The Related Companies, the company that won the right to develop the MTA’s Hudson Rail Yards, has announced the hiring of Jay Cross to run their development project. WIlliam Neuman of the New York Times City Room Blog filed this report:
You would think that anyone interested in developing the Hudson Yards on the West Side of Manhattan might want to avoid comparisons to the ill-fated proposal to build a stadium on the same site for the New York Jets, which fell apart three years ago.
The Related Companies announced on Tuesday that it is hiring Jay Cross, one of the men most closely associated with the Jets’ stadium project, to run its Hudson Yards development.
Related signed a preliminary agreement with the Metropolitan Transportation Authority last month making it the designated developer of the railyards west of Midtown, a deal worth an estimated $1 billion to the authority. The two sides are expected to sign a final contract for the development later this year.
In July, Mr. Cross, who is currently president of the Jets, will take over Related’s development team for the 26-acre site, which sits on both sides of 11th Avenue between 30th and 33rd Streets.
In a statement, Related’s chairman and chief executive, Stephen M. Ross, praised Mr. Cross’s familiarity with the railyards site, which is enormously complex. Mr. Cross led the stadium effort for the Jets.
Before new buildings can go up, the developer must build massive and costly platforms over the yards, even as Long Island Rail Road trains continue to operate on the tracks.
Related has proposed to build 12 million square feet of office towers, apartment buildings and parks on top of the platforms.
The Jets deal came apart in June 2005, when state legislative leaders refused to give it their support. It had long been a priority of Mayor Michael R. Bloomberg and its defeat was a heavy blow to his agenda.

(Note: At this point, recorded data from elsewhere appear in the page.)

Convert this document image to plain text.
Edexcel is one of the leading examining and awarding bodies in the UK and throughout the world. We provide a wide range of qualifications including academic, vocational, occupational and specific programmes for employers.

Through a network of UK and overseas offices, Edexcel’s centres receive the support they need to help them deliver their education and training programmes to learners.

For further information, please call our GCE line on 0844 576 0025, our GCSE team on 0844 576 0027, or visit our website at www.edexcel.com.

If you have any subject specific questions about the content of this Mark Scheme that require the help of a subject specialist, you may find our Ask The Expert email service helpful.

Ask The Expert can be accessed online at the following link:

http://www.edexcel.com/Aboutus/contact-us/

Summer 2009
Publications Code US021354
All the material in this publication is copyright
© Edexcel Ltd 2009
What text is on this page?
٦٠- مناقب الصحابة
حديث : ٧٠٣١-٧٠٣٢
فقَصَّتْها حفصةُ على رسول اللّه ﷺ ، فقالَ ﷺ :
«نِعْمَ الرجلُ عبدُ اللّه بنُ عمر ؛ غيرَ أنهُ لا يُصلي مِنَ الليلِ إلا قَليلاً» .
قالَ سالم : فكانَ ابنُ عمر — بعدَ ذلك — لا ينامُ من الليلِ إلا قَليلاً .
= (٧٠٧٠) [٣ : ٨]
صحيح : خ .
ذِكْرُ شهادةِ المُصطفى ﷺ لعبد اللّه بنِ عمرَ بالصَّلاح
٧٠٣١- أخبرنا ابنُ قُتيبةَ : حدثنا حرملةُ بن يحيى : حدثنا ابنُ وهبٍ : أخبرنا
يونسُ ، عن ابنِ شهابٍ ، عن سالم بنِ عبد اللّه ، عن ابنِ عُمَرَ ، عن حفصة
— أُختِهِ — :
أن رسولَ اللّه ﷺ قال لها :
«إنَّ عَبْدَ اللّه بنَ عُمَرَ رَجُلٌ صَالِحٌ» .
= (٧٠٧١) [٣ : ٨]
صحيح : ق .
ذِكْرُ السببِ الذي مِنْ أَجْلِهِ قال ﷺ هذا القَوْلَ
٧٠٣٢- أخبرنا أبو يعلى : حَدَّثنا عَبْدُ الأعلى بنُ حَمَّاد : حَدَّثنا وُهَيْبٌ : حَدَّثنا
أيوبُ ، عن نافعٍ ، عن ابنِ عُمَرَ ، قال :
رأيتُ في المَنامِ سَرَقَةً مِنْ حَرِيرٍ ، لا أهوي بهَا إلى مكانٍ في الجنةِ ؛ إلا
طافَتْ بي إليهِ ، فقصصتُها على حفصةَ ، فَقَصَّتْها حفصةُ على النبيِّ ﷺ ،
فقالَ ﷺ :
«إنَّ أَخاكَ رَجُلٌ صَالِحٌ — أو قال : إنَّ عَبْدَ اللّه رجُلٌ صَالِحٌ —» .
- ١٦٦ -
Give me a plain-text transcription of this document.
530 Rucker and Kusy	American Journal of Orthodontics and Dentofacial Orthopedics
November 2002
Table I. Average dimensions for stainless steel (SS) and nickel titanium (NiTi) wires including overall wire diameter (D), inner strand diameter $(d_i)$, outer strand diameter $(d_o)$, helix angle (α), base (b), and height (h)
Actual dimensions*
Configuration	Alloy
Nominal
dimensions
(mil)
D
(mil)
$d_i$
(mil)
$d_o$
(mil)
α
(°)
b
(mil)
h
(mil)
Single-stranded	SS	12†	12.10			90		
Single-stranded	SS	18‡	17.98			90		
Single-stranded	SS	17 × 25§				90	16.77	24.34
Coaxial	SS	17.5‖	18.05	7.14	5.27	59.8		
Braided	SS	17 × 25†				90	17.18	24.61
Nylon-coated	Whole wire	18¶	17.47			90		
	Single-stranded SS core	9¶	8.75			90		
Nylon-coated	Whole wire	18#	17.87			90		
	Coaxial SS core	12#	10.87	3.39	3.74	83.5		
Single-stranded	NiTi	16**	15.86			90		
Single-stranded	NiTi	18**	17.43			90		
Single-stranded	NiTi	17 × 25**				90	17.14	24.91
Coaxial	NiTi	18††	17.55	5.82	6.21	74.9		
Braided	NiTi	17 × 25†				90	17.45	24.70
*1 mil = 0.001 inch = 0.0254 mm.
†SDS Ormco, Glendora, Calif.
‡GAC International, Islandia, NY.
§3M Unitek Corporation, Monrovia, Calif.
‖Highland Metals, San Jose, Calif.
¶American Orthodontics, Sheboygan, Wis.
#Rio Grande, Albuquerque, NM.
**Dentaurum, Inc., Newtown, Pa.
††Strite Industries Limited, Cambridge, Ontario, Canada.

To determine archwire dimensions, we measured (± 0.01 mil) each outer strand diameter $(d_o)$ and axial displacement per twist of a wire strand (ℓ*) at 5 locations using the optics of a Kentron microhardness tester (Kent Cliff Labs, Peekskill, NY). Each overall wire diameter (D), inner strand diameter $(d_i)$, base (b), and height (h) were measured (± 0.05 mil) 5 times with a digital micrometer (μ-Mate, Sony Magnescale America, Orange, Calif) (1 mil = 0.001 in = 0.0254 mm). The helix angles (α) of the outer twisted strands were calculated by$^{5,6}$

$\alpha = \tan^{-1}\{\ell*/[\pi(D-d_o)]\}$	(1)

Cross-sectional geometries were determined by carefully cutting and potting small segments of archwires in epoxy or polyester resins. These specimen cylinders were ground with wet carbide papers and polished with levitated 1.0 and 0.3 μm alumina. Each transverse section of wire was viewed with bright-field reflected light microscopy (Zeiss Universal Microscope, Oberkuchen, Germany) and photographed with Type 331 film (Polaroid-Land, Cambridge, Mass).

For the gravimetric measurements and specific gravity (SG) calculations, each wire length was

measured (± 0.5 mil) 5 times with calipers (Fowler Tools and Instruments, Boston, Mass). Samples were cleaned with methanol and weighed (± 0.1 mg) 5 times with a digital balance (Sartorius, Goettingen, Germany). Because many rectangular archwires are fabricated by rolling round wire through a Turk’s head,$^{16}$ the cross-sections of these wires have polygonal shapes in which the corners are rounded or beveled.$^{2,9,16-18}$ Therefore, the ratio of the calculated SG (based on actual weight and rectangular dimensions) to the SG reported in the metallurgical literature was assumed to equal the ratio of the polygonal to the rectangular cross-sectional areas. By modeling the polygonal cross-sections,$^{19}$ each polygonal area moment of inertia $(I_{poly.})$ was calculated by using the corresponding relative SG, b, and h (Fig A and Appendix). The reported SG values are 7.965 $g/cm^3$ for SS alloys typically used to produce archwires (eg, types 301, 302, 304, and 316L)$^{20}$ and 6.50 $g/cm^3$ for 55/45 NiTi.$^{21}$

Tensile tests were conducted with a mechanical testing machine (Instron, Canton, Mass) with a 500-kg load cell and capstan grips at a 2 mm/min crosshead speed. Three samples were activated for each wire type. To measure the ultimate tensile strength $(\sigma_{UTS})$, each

The stadium had also featured prominently in the city’s proposal to host the 2012 Olympics; without it, the Olympics bid was severely weakened and ultimately failed.
Tom K. Wright, the executive director of the Regional Plan Association, which opposed the stadium project but supports the transportation authority’s development plans for the site, said that Mr. Cross was a good choice because he knows the area.
“I thought he was a very good spokesperson for the Jets, did a very good job of presenting it and in particular he never burned any bridges with anybody,” Mr. Wright said. “Even having debated him publicly and privately on it, it was always just about the issues. It was never personal. In many ways it makes enormous sense to snap him up.”
In signing on with Related Mr. Cross will join another alumnus of the stadium wars. Jay Kriegel, the former executive director of the Olympics bid, works for the developer as a senior adviser.